RespondentSri Lakshminarasimhaswamy Rice Factory, Represented by Its Managing Partner Rao Bahadur T. Jalaiah a
Cases ReferredHari Charan v. Fakir Chandra
Excerpt:
- - the wording of clauses (2) and (3) of section 6 of the partition act clearly contemplates the presence at the sale of bidders other than the shareholders and it is clear that a sale under section 6 must be public......necessity for any interference with the decree and the appeal is ordered to be dismissed; but as it is obvious that both sides are equally interested in avoiding the risks of open competition, there will be no order as to costs.
Judgment:

Byers, J.

1. The only point which has been argued in this second appeal relates to the direction of the lower appellate Court that the sale under Section 6 of the Partition Act, 1893, is to be open to the public. It is contended that the right to bid should be limited to the co-sharers and in support of the argument reliance is placed on two decisions.
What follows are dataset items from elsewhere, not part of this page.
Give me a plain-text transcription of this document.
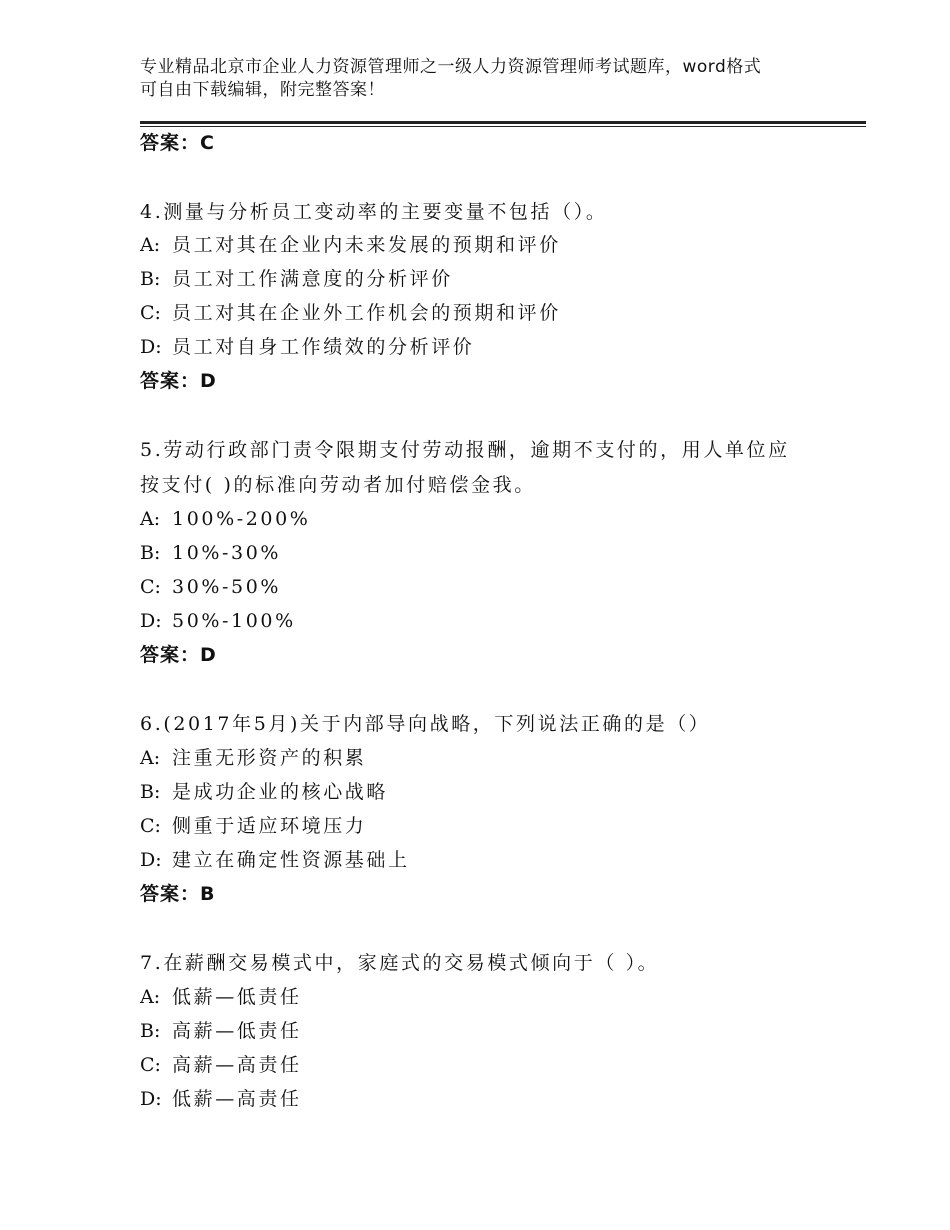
专业精品北京市企业人力资源管理师之一级人力资源管理师考试题库，word格式
可自由下载编辑，附完整答案！
答案：C
4.测量与分析员工变动率的主要变量不包括（）。
A: 员工对其在企业内未来发展的预期和评价
B: 员工对工作满意度的分析评价
C: 员工对其在企业外工作机会的预期和评价
D: 员工对自身工作绩效的分析评价
答案：D
5.劳动行政部门责令限期支付劳动报酬，逾期不支付的，用人单位应
按支付( )的标准向劳动者加付赔偿金我。
A: 100%-200%
B: 10%-30%
C: 30%-50%
D: 50%-100%
答案：D
6.(2017年5月)关于内部导向战略，下列说法正确的是（）
A: 注重无形资产的积累
B: 是成功企业的核心战略
C: 侧重于适应环境压力
D: 建立在确定性资源基础上
答案：B
7.在薪酬交易模式中，家庭式的交易模式倾向于（ ）。
A: 低薪—低责任
B: 高薪—低责任
C: 高薪—高责任
D: 低薪—高责任
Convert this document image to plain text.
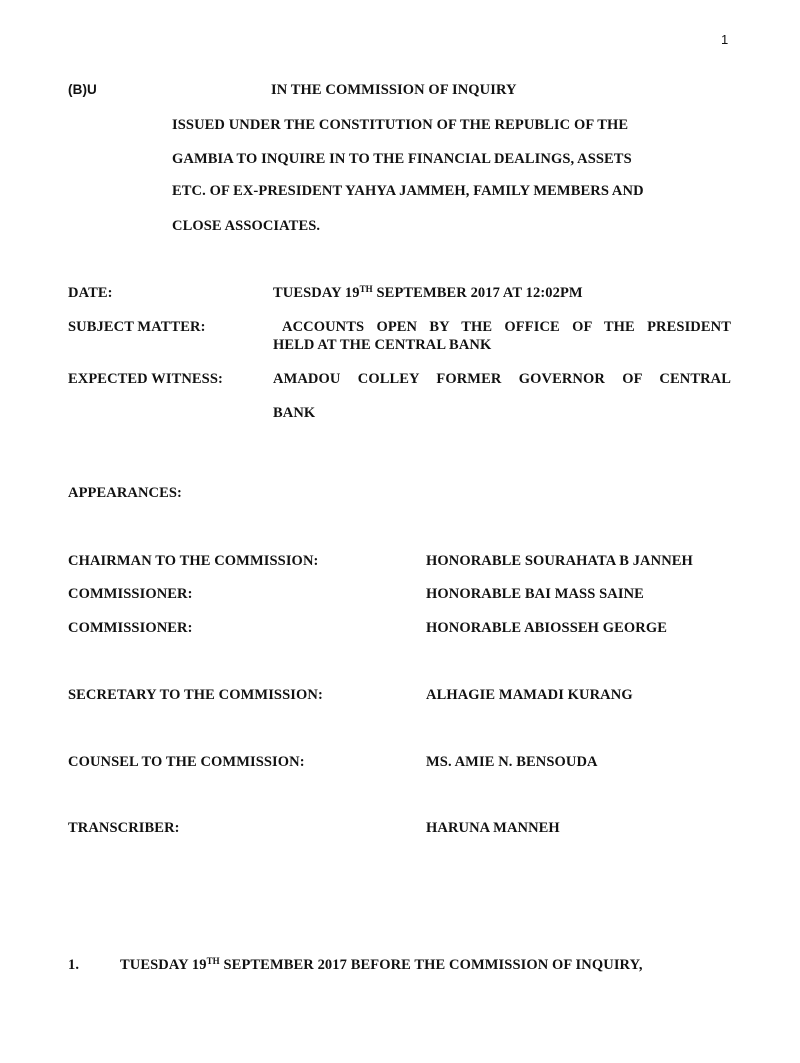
1
(B)U	IN THE COMMISSION OF INQUIRY
ISSUED UNDER THE CONSTITUTION OF THE REPUBLIC OF THE
GAMBIA TO INQUIRE IN TO THE FINANCIAL DEALINGS, ASSETS
ETC. OF EX-PRESIDENT YAHYA JAMMEH, FAMILY MEMBERS AND
CLOSE ASSOCIATES.
DATE:	TUESDAY 19TH SEPTEMBER 2017 AT 12:02PM
SUBJECT MATTER:	ACCOUNTS OPEN BY THE OFFICE OF THE PRESIDENT
HELD AT THE CENTRAL BANK
EXPECTED WITNESS:	AMADOU COLLEY FORMER GOVERNOR OF CENTRAL
BANK
APPEARANCES:
CHAIRMAN TO THE COMMISSION:	HONORABLE SOURAHATA B JANNEH
COMMISSIONER:	HONORABLE BAI MASS SAINE
COMMISSIONER:	HONORABLE ABIOSSEH GEORGE
SECRETARY TO THE COMMISSION:	ALHAGIE MAMADI KURANG
COUNSEL TO THE COMMISSION:	MS. AMIE N. BENSOUDA
TRANSCRIBER:	HARUNA MANNEH
1.	TUESDAY 19TH SEPTEMBER 2017 BEFORE THE COMMISSION OF INQUIRY,
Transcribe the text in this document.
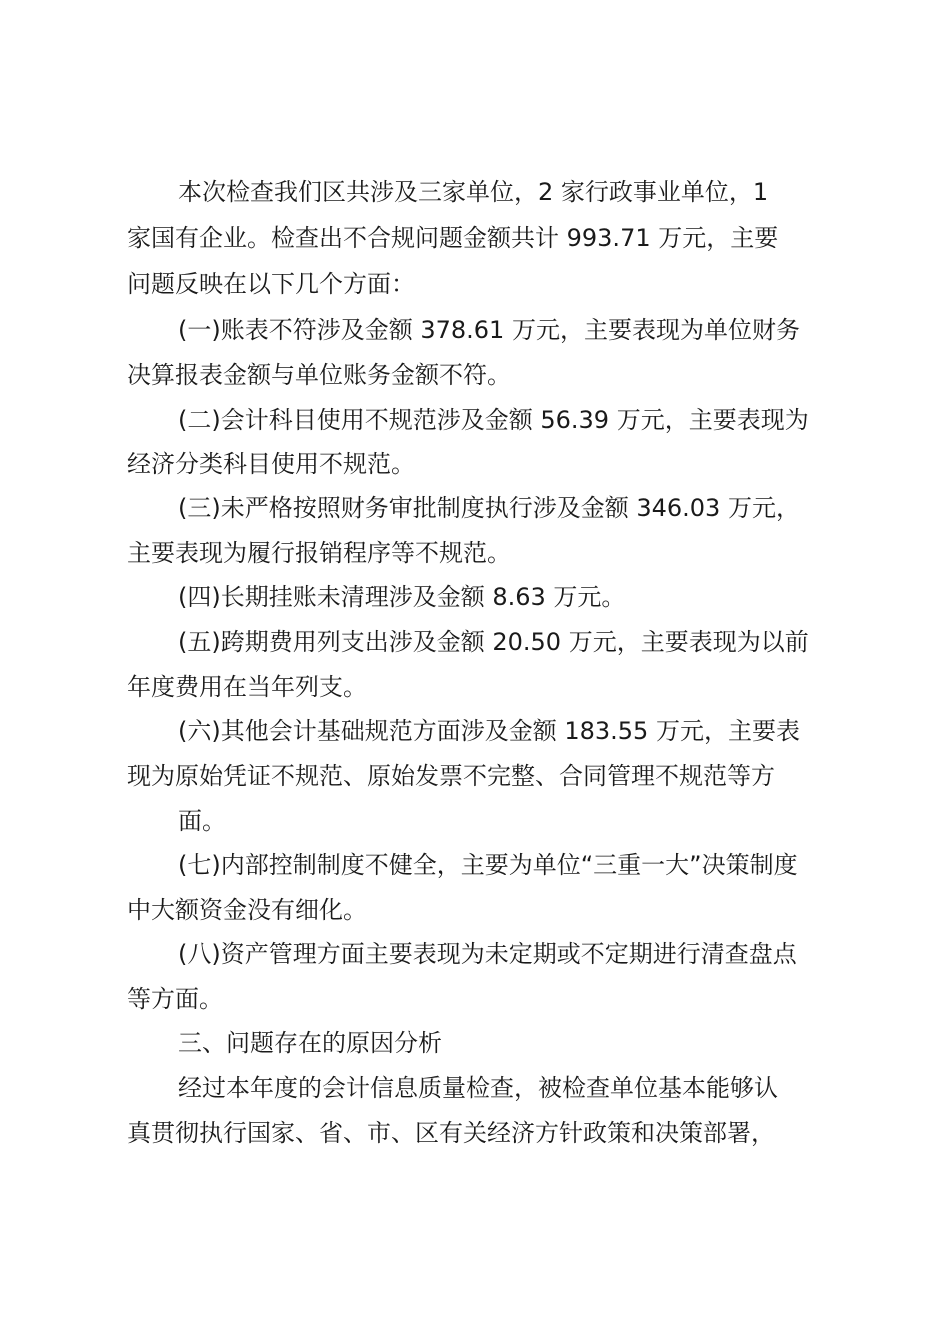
本次检查我们区共涉及三家单位，2 家行政事业单位，1
家国有企业。检查出不合规问题金额共计 993.71 万元，主要
问题反映在以下几个方面：
(一)账表不符涉及金额 378.61 万元，主要表现为单位财务
决算报表金额与单位账务金额不符。
(二)会计科目使用不规范涉及金额 56.39 万元，主要表现为
经济分类科目使用不规范。
(三)未严格按照财务审批制度执行涉及金额 346.03 万元，
主要表现为履行报销程序等不规范。
(四)长期挂账未清理涉及金额 8.63 万元。
(五)跨期费用列支出涉及金额 20.50 万元，主要表现为以前
年度费用在当年列支。
(六)其他会计基础规范方面涉及金额 183.55 万元，主要表
现为原始凭证不规范、原始发票不完整、合同管理不规范等方
面。
(七)内部控制制度不健全，主要为单位“三重一大”决策制度
中大额资金没有细化。
(八)资产管理方面主要表现为未定期或不定期进行清查盘点
等方面。
三、问题存在的原因分析
经过本年度的会计信息质量检查，被检查单位基本能够认
真贯彻执行国家、省、市、区有关经济方针政策和决策部署，
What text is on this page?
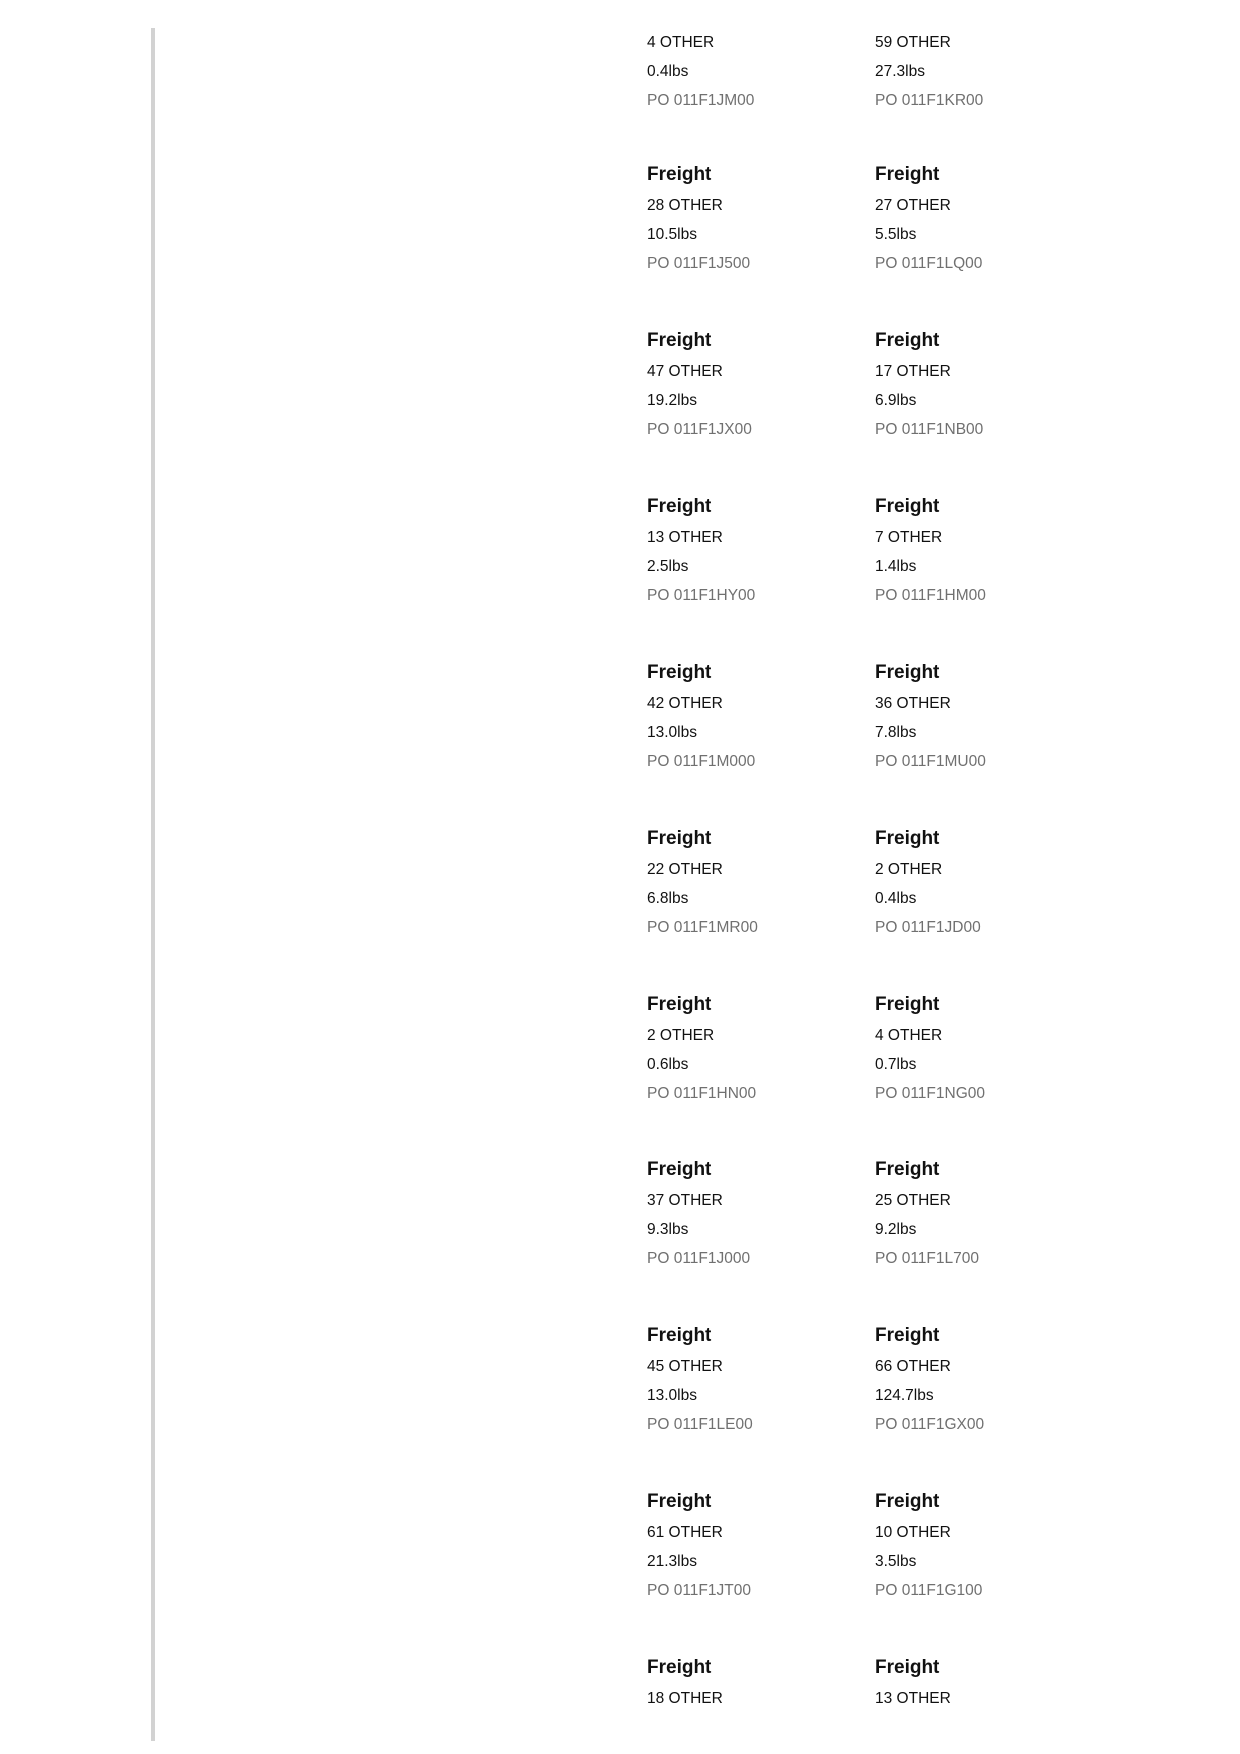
4 OTHER
0.4lbs
PO 011F1JM00
Freight
28 OTHER
10.5lbs
PO 011F1J500
Freight
47 OTHER
19.2lbs
PO 011F1JX00
Freight
13 OTHER
2.5lbs
PO 011F1HY00
Freight
42 OTHER
13.0lbs
PO 011F1M000
Freight
22 OTHER
6.8lbs
PO 011F1MR00
Freight
2 OTHER
0.6lbs
PO 011F1HN00
Freight
37 OTHER
9.3lbs
PO 011F1J000
Freight
45 OTHER
13.0lbs
PO 011F1LE00
Freight
61 OTHER
21.3lbs
PO 011F1JT00
Freight
18 OTHER
59 OTHER
27.3lbs
PO 011F1KR00
Freight
27 OTHER
5.5lbs
PO 011F1LQ00
Freight
17 OTHER
6.9lbs
PO 011F1NB00
Freight
7 OTHER
1.4lbs
PO 011F1HM00
Freight
36 OTHER
7.8lbs
PO 011F1MU00
Freight
2 OTHER
0.4lbs
PO 011F1JD00
Freight
4 OTHER
0.7lbs
PO 011F1NG00
Freight
25 OTHER
9.2lbs
PO 011F1L700
Freight
66 OTHER
124.7lbs
PO 011F1GX00
Freight
10 OTHER
3.5lbs
PO 011F1G100
Freight
13 OTHER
The first is Debendra Nath Bhattacharjee v. Hari Das Bhattacharjee 15 C.W.N. 552 where there is an observation regarding a sale of the property in that case amongst co-sharers; but it is clear from the context that what the learned Judges had in mirid was a sale under Section 3(2) of the Partition Act. The decision is not an authority for the view that a sale under Section 6 shall not be open to the public. The other case is Hari Charan v. Fakir Chandra 40 C.W.N. 955 but this case is not in point as it relates only to the procedure to be followed at a sale under Section 3, Clause (2) of the Act. The wording of clauses (2) and (3) of Section 6 of the Partition Act clearly contemplates the presence at the sale of bidders other than the shareholders and it is clear that a sale under Section 6 must be public. If the appellant is anxious to purchase what he can of the property without running the risk of public competition, he may proceed under Section 3 of the Act to acquire the shares of the two respondents who have applied for sale. Having done this he may then be in a position to acquire the remaining one-sixth share held by the fifth respondent. There is no necessity for any interference with the decree and the appeal is ordered to be dismissed; but as it is obvious that both sides are equally interested in avoiding the risks of open competition, there will be no order as to costs.